Other than that, there are hundreds of options available for the material of the grip from different woods to ivory (illegal) to bone. Its up to your tastes.

If you care enough about your gun to want to customize the grips, plan on spending more than the $50-60 you've allotted.


----------



## OJ (Dec 25, 2006)

FWIW, I replaced the original grips on my original Colt's Series 70 with McCormick's Presentation Rosewood grips I got from Brownells. I wanted to preserve the originals which were showing some wear (37 years old) plus the fact the new ones give me a more secure grip.










Original -










Original on top and "repro" Series 70 on bottom with stock grips.

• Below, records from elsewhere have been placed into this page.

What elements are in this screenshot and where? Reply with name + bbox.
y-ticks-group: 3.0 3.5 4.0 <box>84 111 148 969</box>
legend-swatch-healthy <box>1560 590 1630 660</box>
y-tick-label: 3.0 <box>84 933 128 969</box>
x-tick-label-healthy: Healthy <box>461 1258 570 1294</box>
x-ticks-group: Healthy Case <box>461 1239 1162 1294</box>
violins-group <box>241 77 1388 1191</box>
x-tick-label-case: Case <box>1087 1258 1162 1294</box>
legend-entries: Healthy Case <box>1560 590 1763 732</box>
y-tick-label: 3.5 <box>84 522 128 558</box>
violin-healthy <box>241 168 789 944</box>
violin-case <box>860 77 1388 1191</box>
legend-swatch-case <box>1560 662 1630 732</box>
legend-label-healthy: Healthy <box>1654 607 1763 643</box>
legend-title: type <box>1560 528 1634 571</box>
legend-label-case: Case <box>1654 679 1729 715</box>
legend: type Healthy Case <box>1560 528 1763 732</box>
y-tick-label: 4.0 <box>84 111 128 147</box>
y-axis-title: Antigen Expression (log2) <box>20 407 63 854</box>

Personally, I much prefer wood to rubber grips on all my handguns, so I replaced the rubber Pachmayrs that came with my AMT Long Slide with McCormicks also - note they are somewhat lighter color but, still more attractive to me (beauty is in the eye of the beholder).:smt083










YMMV

:smt1099


----------



## DevilsJohnson (Oct 21, 2007)

I'm with you there Mike. I never really seen the advantage of the checkered grip if i have the mainspring housing and front strap. Plus I think it takes away from the look of a fine wood grip with checkering.


----------



## Living in the war zone (Mar 4, 2008)

Mike Barham said:


> Errrrr....and that takes all of what? Two minutes? You have to remove the grip screws to change grips anyway, and the bushings are a quick job.


I suppose you are right. I guess I just have enough trouble picking the right grips without getting slim grips too. I really have a grip problem. I never can seem to pick the ones that I like.


----------